Your readings tonight surely agree with me in this hope! What is the reading from Isaiah if not a summons! It makes clear the plan before you, the plan for which (I hope) your experience here at Xavier has readied you. “Here is my servant whom I uphold, my chosen one with whom I am pleased.” Isaiah’s words, certainly, but aren’t they God’s words, really – as if God is introducing you to someone, standing right behind you and a little to the side, hugging you gently and patting you on the shoulder as He presents you to the world, His eyes brimming with pride. And this is the same God after all, “who created the heavens and stretched them out, who spreads out the earth with its crops, who gives breath to its people and spirit to those who walk on it.” This same God who did all these things made you, grasped you, formed you, and sent you to Xavier so that now He can send you out into the world. How can you then not trust your life as a good thing and never fear it, never hold yourself back or distant or aloof from it, never waiting for another and better life to come along? Not that everything will go perfectly for you in the future, to be sure. Just ask your parents; how well they know! But even they can look at you now, their eyes brimming like God’s, and tell you truthfully and with all possible conviction that, in the end, it’s all good. Somehow, someway it’s always all good.

Which brings us to Paul and the Philippians. What words does Paul have for you on this night where the life you’ve had for these last few years is ending with no life yet in place to replace it? “Have no anxiety at all.” You go, Paul! And more: “Keep on doing what you have learned and received and heard and seen.” Doesn’t that rather raise a question: Just what have you learned and received and heard and seen? Like Isaiah, Paul captures well the hope of my heart for what your time at Xavier has been and what you have taken in here; that these years have poured into you – poured into you – “whatever is true, whatever is honorable, whatever is just, whatever is pure, whatever is lovely, whatever is gracious,” whatever is excellent and worthy of praise. I know enough of you well enough to know how hard you have sought to drink in as much as you could, so that I can guess that the rest of you have as well. And if you have, then indeed you need have no anxiety at all about how your life will be or where your life will go or what your life will become, no need ever to hold it a safe arm’s length away, but invest yourself fully in it.

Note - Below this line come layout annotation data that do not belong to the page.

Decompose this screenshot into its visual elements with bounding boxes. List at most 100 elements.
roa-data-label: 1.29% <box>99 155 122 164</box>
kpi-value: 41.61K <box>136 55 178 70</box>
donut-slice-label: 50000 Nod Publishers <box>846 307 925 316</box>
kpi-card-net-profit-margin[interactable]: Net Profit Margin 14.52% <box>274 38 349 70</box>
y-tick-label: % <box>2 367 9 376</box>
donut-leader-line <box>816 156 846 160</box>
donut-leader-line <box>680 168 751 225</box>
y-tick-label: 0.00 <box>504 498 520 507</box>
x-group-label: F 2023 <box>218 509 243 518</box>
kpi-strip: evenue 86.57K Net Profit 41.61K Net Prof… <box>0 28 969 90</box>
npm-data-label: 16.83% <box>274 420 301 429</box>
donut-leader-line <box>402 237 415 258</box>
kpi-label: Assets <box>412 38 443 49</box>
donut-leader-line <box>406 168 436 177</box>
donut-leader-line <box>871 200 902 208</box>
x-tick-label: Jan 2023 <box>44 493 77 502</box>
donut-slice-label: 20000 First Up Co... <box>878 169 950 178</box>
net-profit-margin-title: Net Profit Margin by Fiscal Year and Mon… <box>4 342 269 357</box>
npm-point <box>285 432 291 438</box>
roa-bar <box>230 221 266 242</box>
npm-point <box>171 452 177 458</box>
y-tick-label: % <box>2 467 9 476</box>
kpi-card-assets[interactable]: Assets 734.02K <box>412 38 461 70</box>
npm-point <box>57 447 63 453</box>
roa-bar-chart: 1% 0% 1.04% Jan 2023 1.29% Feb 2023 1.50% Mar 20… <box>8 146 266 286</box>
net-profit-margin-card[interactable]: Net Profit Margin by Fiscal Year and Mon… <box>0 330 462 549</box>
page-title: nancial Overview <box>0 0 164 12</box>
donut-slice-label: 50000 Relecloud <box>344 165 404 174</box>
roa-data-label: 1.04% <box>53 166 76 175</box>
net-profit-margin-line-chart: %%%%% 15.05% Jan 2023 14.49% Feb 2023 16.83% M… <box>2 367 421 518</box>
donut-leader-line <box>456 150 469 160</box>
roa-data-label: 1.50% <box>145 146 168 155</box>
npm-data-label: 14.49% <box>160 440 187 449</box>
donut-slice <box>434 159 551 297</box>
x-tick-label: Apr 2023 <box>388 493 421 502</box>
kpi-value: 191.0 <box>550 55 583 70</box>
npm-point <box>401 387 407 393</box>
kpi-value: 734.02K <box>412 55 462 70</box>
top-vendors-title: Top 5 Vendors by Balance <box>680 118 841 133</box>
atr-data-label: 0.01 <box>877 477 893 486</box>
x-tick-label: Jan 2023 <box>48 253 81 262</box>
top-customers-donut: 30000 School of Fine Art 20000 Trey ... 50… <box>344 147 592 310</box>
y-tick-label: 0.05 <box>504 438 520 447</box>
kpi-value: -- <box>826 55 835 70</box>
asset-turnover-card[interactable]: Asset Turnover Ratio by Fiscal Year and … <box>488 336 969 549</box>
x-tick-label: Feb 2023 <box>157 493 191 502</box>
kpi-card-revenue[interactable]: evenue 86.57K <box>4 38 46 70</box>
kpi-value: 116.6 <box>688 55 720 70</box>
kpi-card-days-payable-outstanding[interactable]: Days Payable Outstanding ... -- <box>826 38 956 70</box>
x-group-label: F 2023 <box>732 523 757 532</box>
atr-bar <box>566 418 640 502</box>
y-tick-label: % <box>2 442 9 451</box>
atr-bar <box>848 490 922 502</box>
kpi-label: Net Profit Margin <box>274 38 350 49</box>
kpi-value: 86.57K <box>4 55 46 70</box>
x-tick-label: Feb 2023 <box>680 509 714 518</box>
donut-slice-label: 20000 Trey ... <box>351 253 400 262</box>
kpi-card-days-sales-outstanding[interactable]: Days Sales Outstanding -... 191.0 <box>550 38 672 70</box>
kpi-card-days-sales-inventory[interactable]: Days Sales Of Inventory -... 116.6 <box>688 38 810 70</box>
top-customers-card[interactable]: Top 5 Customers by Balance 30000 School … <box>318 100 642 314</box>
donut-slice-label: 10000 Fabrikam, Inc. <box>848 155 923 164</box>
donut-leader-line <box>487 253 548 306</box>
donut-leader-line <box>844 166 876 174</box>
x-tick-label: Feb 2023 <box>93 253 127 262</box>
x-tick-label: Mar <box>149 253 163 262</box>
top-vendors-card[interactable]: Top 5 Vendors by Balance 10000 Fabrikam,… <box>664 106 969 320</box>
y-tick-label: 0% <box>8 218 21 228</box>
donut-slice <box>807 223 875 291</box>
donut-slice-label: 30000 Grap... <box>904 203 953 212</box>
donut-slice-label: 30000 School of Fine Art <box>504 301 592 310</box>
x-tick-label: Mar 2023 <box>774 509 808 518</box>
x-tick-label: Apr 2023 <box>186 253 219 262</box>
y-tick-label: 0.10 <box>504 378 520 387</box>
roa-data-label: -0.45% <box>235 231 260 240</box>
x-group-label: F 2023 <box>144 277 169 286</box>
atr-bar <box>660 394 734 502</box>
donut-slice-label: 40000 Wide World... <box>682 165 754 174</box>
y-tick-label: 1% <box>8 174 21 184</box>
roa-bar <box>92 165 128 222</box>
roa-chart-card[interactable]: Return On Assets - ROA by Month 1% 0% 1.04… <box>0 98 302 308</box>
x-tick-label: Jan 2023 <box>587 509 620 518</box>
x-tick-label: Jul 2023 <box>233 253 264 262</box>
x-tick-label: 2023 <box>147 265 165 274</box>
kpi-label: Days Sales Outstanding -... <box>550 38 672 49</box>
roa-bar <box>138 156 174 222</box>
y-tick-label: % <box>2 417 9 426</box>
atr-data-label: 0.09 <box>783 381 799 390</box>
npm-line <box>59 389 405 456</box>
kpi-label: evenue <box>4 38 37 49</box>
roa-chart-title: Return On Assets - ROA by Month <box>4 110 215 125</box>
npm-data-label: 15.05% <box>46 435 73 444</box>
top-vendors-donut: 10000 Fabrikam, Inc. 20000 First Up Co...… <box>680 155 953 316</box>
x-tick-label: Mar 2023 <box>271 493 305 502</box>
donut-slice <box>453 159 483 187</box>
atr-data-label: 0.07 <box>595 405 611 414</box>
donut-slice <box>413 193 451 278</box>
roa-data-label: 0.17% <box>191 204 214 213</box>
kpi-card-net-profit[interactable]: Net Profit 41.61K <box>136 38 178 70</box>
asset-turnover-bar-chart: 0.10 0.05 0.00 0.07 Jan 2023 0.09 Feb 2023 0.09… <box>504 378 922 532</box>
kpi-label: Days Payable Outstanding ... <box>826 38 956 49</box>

Which brings us to the musical, mystical words of John. As you know, passage after passage in the Gospel of John finds Jesus rhapsodizing lyrically over the nature of the relationship between Him and the Father. But in the passage we hear tonight, John’s Gospel takes a telling turn: Jesus welcomes into that relationship those who have become His friends. And isn’t this what Jesus now calls you, and therefore isn’t His relationship with the Father the intimacy into which He now welcomes you? To be sure, it has its command – that we love one another as He has loved us – but with that command comes the best guarantee there is of our being truly grounded in life, of having the right place from which to proceed, to act, to do whatever is before us, that to which we are called. Indeed, He has been readying you for this for some time, because “it was not you who chose me, but I who chose you,” as He says. And isn’t that, therefore, why you’re here tonight at all? Why you came to Xavier in the first place? Why you majored in what you majored in, why you spent those nights with your friends that you spent, why you found yourselves becoming yourselves in all the hundred and one, the thousand and one, the million and one ways in which you became them?